During a recent visit to Australia, GDS chief technology officer Liam Maxwell signed the agreement, which aims to build collaboration between the countries.
The agreement includes sharing information and experiences on digital transformation and agreeing a set of common goals, such as to build digital public services so good that people prefer to use them and to provide support for those who have limited digital capabilities.
The MOU takes effect immediately and will last for an initial five years, but the two countries already have a long-standing relationship on collaboration.
Commenting on the agreement, Maxwell said the MOU meant the two governments would work more closely together.

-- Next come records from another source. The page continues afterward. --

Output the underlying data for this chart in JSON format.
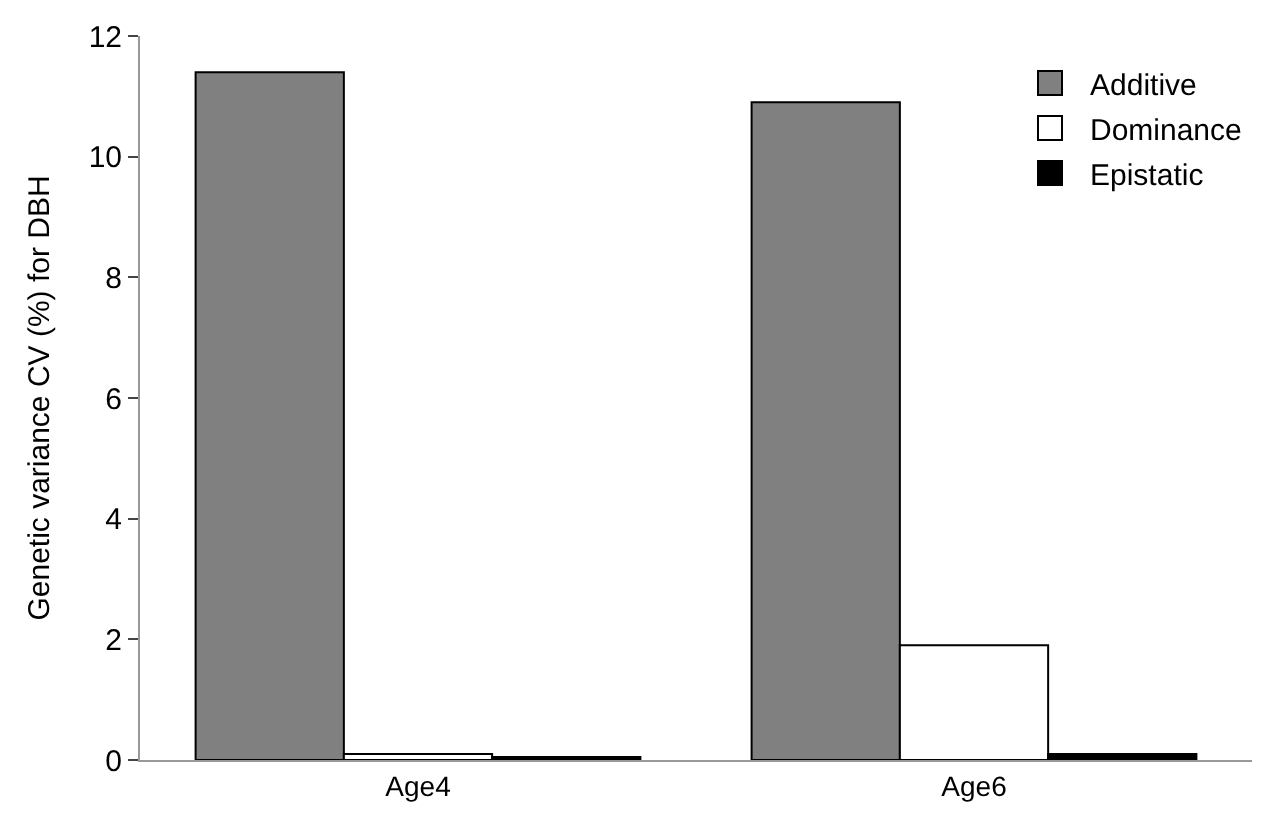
{
  "chart_data": {
    "type": "bar",
    "ylabel": "Genetic variance CV (%) for DBH",
    "categories": [
      "Age4",
      "Age6"
    ],
    "series": [
      {
        "name": "Additive",
        "color": "#808080",
        "values": [
          11.4,
          10.9
        ]
      },
      {
        "name": "Dominance",
        "color": "#ffffff",
        "values": [
          0.1,
          1.9
        ]
      },
      {
        "name": "Epistatic",
        "color": "#000000",
        "values": [
          0.05,
          0.1
        ]
      }
    ],
    "ylim": [
      0,
      12
    ],
    "yticks": [
      0,
      2,
      4,
      6,
      8,
      10,
      12
    ],
    "legend": "top right"
  }
}
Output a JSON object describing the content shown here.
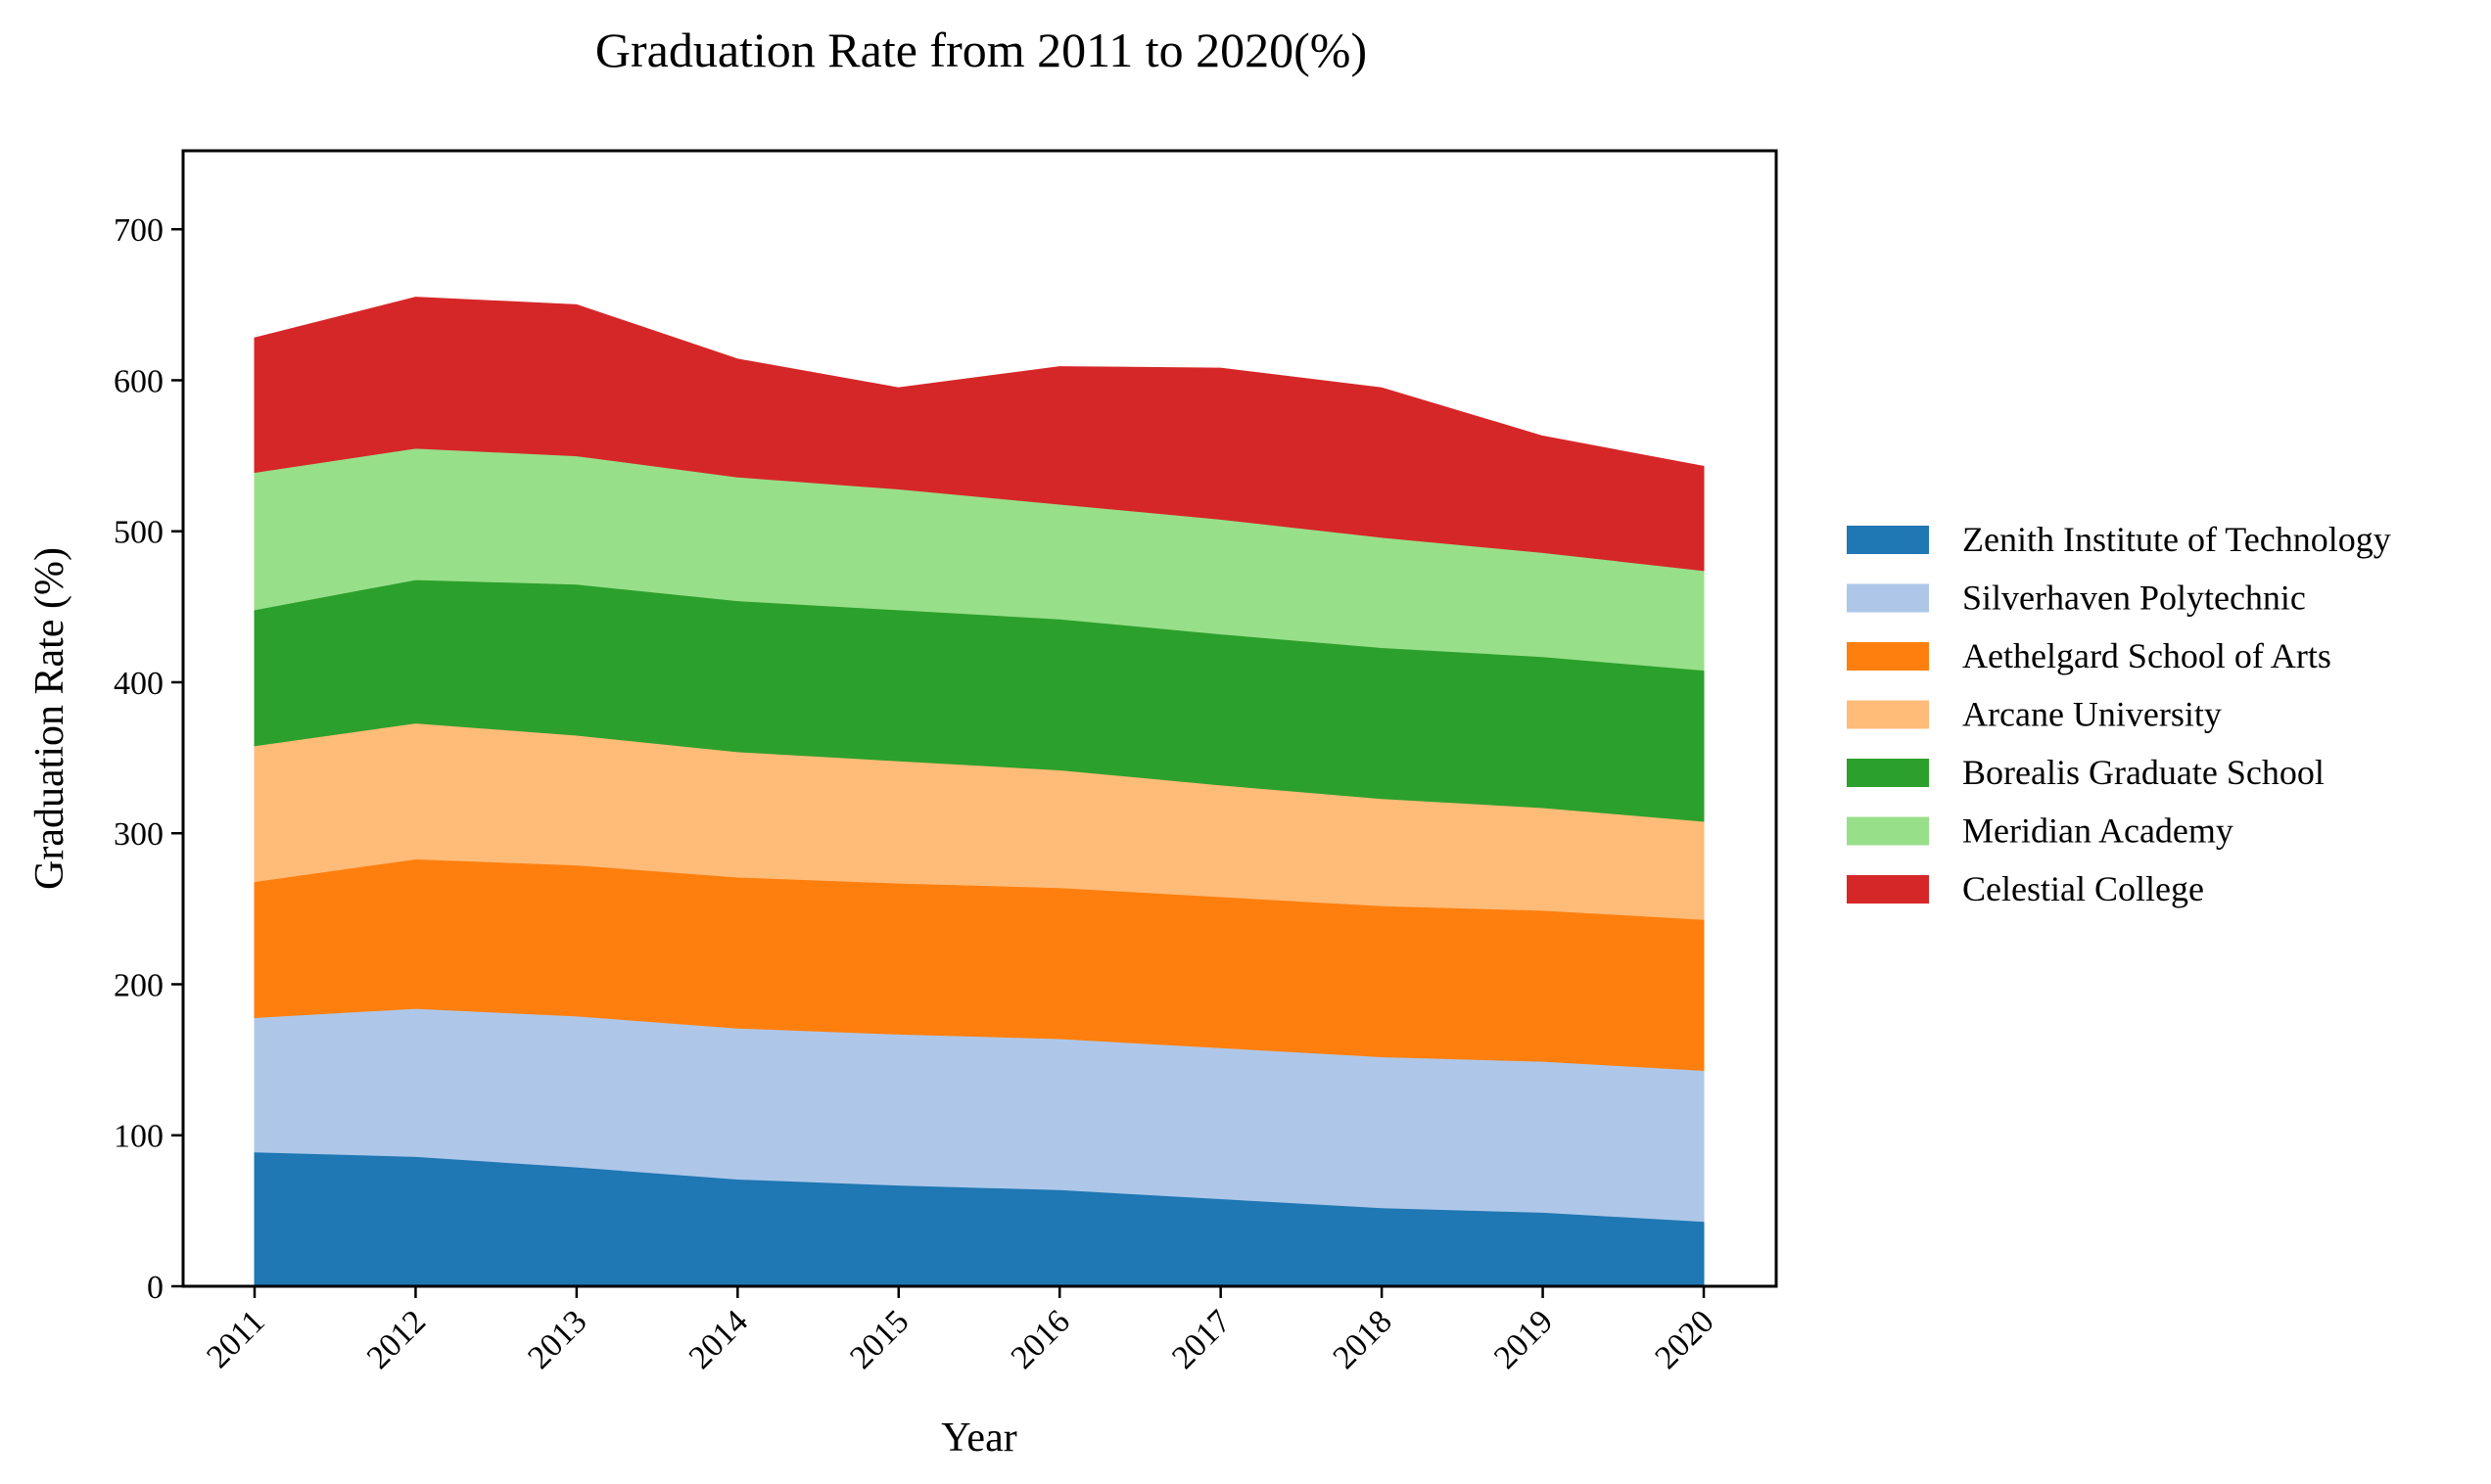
{
  "chart_data": {
    "type": "area",
    "stacked": true,
    "title": "Graduation Rate from 2011 to 2020(%)",
    "xlabel": "Year",
    "ylabel": "Graduation Rate (%)",
    "ylim": [
      0,
      752
    ],
    "yticks": [
      0,
      100,
      200,
      300,
      400,
      500,
      600,
      700
    ],
    "categories": [
      "2011",
      "2012",
      "2013",
      "2014",
      "2015",
      "2016",
      "2017",
      "2018",
      "2019",
      "2020"
    ],
    "legend_position": "right",
    "grid": false,
    "series": [
      {
        "name": "Zenith Institute of Technology",
        "color": "#1f77b4",
        "values": [
          89,
          86,
          79,
          71,
          67,
          64,
          58,
          52,
          49,
          43
        ]
      },
      {
        "name": "Silverhaven Polytechnic",
        "color": "#aec7e8",
        "values": [
          89,
          98,
          100,
          100,
          100,
          100,
          100,
          100,
          100,
          100
        ]
      },
      {
        "name": "Aethelgard School of Arts",
        "color": "#ff7f0e",
        "values": [
          90,
          99,
          100,
          100,
          100,
          100,
          100,
          100,
          100,
          100
        ]
      },
      {
        "name": "Arcane University",
        "color": "#ffbb78",
        "values": [
          90,
          90,
          86,
          83,
          81,
          78,
          74,
          71,
          68,
          65
        ]
      },
      {
        "name": "Borealis Graduate School",
        "color": "#2ca02c",
        "values": [
          90,
          95,
          100,
          100,
          100,
          100,
          100,
          100,
          100,
          100
        ]
      },
      {
        "name": "Meridian Academy",
        "color": "#98df8a",
        "values": [
          91,
          87,
          85,
          82,
          80,
          76,
          76,
          73,
          69,
          66
        ]
      },
      {
        "name": "Celestial College",
        "color": "#d62728",
        "values": [
          89,
          100,
          100,
          78,
          67,
          91,
          100,
          99,
          77,
          69
        ]
      }
    ]
  }
}
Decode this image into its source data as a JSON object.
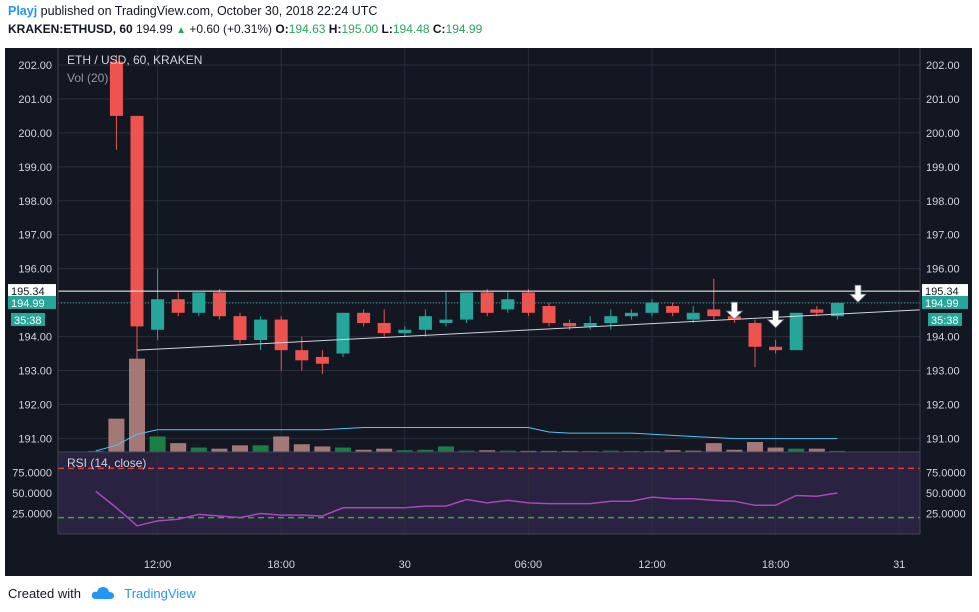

“The GDS was founded in 2011, so we’ve had a little more time to progress along on the path to digital reform,” said Maxwell. “However, I’m genuinely impressed and excited to see the work that’s been done by the Digital Transformation Office in such a short period of time, and can’t wait to see what comes next.”
DTO CEO Paul Shetler said the MOU will give staff the chance to benefit from shared knowledge, and will also include secondments of staff between the two countries.
Read more about digital government collaboration
- The UK and Estonian governments are launching a TechLink programme to share best practice and innovations.
- The US and UK have announced plans to work together on digital government initiatives.
“Working more closely together can only help us in our efforts to improve the lives of the citizens in our respective countries,” he said.
In September 2015, the UK government also announced plans to collaborate on the development of digital services with the US Digital Service during a visit by Cabinet Office minister Matt Hancock.